# Greetings



## Zaden (Jun 18, 2013)

I'm Wes, living in Houston. Just submitted my Petition yesterday to the Oak Forest Lodge.


----------



## jmflores (Jun 18, 2013)

Zaden said:


> I'm Wes, living in Houston. Just submitted my Petition yesterday to the Oak Forest Lodge.



Hey Wes, I was with you yesterday at Oak Forest Lodge, I am Jose also a petitioner and likewise submitted my petition. It was nice talking to you on the way home, and thanks also for the ride you gave me. 

Freemason Connect Mobile


----------



## Bro. Stewart P.M. (Jun 18, 2013)

Welcome!!


----------



## Zaden (Jun 19, 2013)

jmflores said:


> Hey Wes, I was with you yesterday at Oak Forest Lodge, I am Jose also a petitioner and likewise submitted my petition. It was nice talking to you on the way home, and thanks also for the ride you gave me.
> 
> Freemason Connect Mobile



Jose,

  It was great meeting and talking to you too and anytime. See you soon.

Wes


----------



## Zaden (Jun 19, 2013)

Bro. Stewart said:


> Welcome!!



Thank you!


----------



## livingstone (Jun 19, 2013)

How are you 


Freemason Connect Mobile


----------



## jmflores (Jun 19, 2013)

Bro. Stewart said:


> Welcome!!





livingstone said:


> How are you
> 
> 
> Freemason Connect Mobile



Thank you Bro. Steward, although I am not a Brother yet I hope to be one in time.

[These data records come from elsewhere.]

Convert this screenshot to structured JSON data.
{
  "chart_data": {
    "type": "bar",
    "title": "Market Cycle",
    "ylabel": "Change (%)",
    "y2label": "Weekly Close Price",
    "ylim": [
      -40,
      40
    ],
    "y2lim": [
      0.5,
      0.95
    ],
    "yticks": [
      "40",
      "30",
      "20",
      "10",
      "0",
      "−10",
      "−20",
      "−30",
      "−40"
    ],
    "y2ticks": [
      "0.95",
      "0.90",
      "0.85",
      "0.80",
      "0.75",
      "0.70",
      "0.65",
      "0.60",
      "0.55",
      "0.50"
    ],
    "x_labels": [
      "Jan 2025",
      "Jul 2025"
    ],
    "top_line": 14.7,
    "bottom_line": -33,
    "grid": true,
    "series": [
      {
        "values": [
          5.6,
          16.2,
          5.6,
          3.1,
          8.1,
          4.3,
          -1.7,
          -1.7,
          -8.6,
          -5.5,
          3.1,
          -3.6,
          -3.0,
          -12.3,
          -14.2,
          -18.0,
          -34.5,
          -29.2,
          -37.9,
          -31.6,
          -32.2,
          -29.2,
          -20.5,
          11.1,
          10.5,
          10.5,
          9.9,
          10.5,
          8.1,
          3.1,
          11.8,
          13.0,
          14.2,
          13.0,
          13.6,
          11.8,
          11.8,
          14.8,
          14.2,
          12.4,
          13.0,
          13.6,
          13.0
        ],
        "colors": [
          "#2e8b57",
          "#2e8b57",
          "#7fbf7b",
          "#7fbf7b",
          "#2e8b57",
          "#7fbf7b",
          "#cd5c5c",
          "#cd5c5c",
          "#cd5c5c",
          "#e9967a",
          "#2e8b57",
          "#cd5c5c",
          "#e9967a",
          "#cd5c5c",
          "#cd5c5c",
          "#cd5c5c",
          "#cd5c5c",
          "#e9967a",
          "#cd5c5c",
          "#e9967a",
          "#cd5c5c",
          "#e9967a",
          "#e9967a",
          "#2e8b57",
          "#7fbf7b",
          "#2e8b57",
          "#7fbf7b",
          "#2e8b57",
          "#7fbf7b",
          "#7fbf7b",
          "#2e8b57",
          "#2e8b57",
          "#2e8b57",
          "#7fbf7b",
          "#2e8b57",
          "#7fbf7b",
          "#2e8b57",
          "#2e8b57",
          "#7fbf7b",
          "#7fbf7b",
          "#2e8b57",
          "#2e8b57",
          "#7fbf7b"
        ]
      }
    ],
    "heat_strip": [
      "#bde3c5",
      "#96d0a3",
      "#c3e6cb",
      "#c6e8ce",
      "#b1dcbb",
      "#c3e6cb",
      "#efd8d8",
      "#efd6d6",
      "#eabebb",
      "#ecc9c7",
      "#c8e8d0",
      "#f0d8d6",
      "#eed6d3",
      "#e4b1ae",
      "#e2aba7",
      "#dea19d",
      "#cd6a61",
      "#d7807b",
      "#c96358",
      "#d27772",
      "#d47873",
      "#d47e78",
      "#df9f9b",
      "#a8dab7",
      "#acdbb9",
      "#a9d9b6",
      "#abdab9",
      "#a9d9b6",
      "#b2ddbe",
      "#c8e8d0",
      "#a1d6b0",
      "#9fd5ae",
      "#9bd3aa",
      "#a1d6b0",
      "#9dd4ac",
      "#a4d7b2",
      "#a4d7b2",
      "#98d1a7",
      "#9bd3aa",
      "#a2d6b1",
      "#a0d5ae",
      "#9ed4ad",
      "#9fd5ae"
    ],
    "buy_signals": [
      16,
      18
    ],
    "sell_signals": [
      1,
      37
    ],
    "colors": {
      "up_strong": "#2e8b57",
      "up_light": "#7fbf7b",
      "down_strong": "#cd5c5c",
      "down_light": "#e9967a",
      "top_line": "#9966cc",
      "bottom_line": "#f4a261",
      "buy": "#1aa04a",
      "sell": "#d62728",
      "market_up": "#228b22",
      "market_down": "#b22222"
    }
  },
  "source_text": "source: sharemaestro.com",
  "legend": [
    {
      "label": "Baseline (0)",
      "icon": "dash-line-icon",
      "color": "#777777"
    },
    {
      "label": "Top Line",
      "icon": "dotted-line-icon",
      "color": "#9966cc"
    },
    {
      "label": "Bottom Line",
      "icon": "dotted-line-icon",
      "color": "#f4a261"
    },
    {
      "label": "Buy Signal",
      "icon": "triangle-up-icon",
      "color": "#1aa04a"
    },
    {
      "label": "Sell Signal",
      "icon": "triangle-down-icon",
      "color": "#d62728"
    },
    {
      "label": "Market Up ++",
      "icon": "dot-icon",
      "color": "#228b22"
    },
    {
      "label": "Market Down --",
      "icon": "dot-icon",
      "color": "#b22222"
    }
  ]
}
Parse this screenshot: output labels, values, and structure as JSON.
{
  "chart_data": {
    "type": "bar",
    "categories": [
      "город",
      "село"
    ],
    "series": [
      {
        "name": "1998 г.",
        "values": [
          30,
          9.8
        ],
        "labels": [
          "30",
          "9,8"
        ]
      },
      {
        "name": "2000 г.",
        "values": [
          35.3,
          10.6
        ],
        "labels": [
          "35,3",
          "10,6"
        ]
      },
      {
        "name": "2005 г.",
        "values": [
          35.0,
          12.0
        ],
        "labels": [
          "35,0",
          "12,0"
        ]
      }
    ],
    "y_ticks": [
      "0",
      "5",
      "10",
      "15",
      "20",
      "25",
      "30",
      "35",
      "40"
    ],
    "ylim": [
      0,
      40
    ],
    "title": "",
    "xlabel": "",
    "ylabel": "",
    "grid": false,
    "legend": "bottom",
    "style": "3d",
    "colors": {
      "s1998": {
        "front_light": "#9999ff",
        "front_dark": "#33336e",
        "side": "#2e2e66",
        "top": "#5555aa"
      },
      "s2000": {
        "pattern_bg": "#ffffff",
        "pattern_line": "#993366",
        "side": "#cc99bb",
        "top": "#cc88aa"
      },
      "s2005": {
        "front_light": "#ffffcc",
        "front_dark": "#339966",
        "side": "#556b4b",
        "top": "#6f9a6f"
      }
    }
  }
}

Bro. Livingstone I am doing great, I am very ecstatic about joining the Fraternity.

Freemason Connect Mobile


----------



## KSigMason (Jun 20, 2013)

Greetings and welcome.


----------



## Zaden (Jun 20, 2013)

livingstone said:


> How are you
> 
> 
> Freemason Connect Mobile





KSigMason said:


> Greetings and welcome.



Doing well, thank you. Thank you both being welcoming.


----------



## DJGurkins (Jun 23, 2013)

Welcome to the forum and congratulations on the start of a great path to light.


----------